Cuando se oye decir que el palmero es chauvinista y siempre presume de su pasado e incluso hace continuas referencias orgullosas y soberbias de lo que aún posee (arte, arquitectura, vegetación, empresas culturales de reconocido prestigio en el pasado e incluso en el presente,) o que, en su defecto, lo único que hace es dolerse del presente por no reconocerse en ella lo que es o al menos lo que fue, y dolerse, además, de su mala situación respecto de las demás islas, sobre todo de la isla-nodriza de la que le ha tocado depender, Tenerife, reconozcamos que su dolencia es una dolencia razonable. Le duele el desprecio político, el olvido cultural, el aislamiento social, cuando La Palma fue el origen, el embrión de movimientos sociales, la cuna de inquietudes ideológicas que llevaban el sello del liberalismo y la progresía; cuando fue la cuna de tantas iniciativas económicas y de hombres de empresa. El palmero como prototipo del hombre romántico, idealista y aventurero, no tiene miedo a lo desconocido. Y si el fenómeno de la emigración es tan grande en la isla, no se debe sólo a ese espíritu entre práctico e idealista que le caracteriza y que le hace soñar con tierras prósperas y oro a manos llenas, sino también a ese otro rasgo de homus mellancolicus que le hace buscar desesperadamente lo que no tiene, lo que está más allá de su entorno geográfico.

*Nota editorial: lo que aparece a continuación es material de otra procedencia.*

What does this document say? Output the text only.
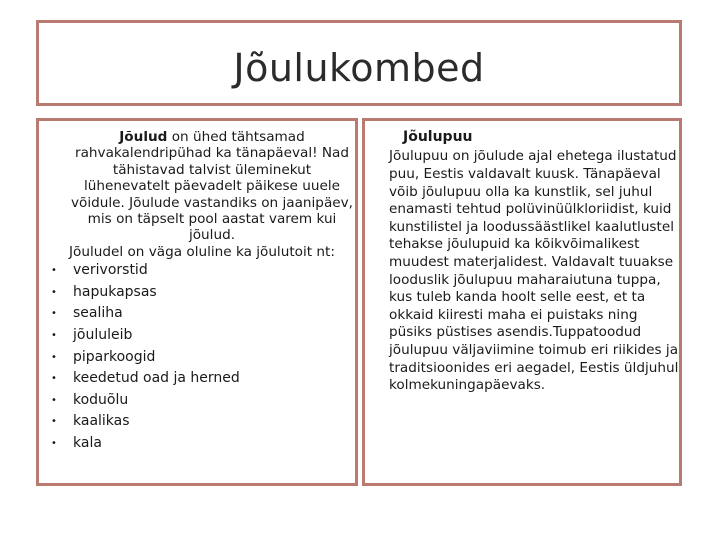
Jõulukombed

Jõulud on ühed tähtsamad rahvakalendripühad ka tänapäeval! Nad tähistavad talvist üleminekut lühenevatelt päevadelt päikese uuele võidule. Jõulude vastandiks on jaanipäev, mis on täpselt pool aastat varem kui jõulud.

Jõuludel on väga oluline ka jõulutoit nt:

• verivorstid
• hapukapsas
• sealiha
• jõululeib
• piparkoogid
• keedetud oad ja herned
• koduõlu
• kaalikas
• kala

Jõulupuu

Jõulupuu on jõulude ajal ehetega ilustatud puu, Eestis valdavalt kuusk. Tänapäeval võib jõulupuu olla ka kunstlik, sel juhul enamasti tehtud polüvinüülkloriidist, kuid kunstilistel ja loodussäästlikel kaalutlustel tehakse jõulupuid ka kõikvõimalikest muudest materjalidest. Valdavalt tuuakse looduslik jõulupuu maharaiutuna tuppa, kus tuleb kanda hoolt selle eest, et ta okkaid kiiresti maha ei puistaks ning püsiks püstises asendis.Tuppatoodud jõulupuu väljaviimine toimub eri riikides ja traditsioonides eri aegadel, Eestis üldjuhul kolmekuningapäevaks.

El anima-animo le empuja a desear algo más allá de su horizonte. No es animal conservador que señala su territorio y no deja entrar ni sale de él; es animal de melancolías inquietas, desgarradoras, buscador de otras aventuras que le calmen el ánimo, le apacigüen la desazón. Es progresista como resultado, entre otros, de su propia inquietud.

Se podrían apuntar otras variantes de la cultura palmera que vienen marcadas con el sello de la melancolía: La influencia de la cultura de Flandes unida a la tendencia melancólica del isleño le hacen inclinar sus gustos hacia encajes y mobiliario refinado de marquetería. ¡Habrá estética más melancólica que la de un encaje! El encaje es esa forma velada de cubrir la realidad. El refinamiento tradicional en la estética ornamental de la isla es de un marcado tinte melancólico. Como melancólica es asimismo la costumbre de hacer y beber licores. No se asocian los licores al alcohol, aunque éstos sean la base de su compostura. El licor es, en nuestra imaginación literaria, la bebida suave, neo romántica, delicada, algo femenina por su aroma, textura y color, en contraposición al alcohol puro como bebida de hombres puesto que el alcohol se asocia al macho en su acepción más simple. De ahí la idea de asociar los licores con lo más femenino de la condición humana. Las mujeres del XIX no podían beber en público excepto licores y todavía hoy se conserva esa tradición cultural en muchos medios sociales. La lista sería interminable: aspectos menudos de nuestras tradiciones culturales pueden entenderse mejor bajo esta óptica del palmero como un ser melancólico, incluso podemos llegar a entender y justificar muchos de sus comportamientos. Sirvan estas palabras al menos para intentarlo.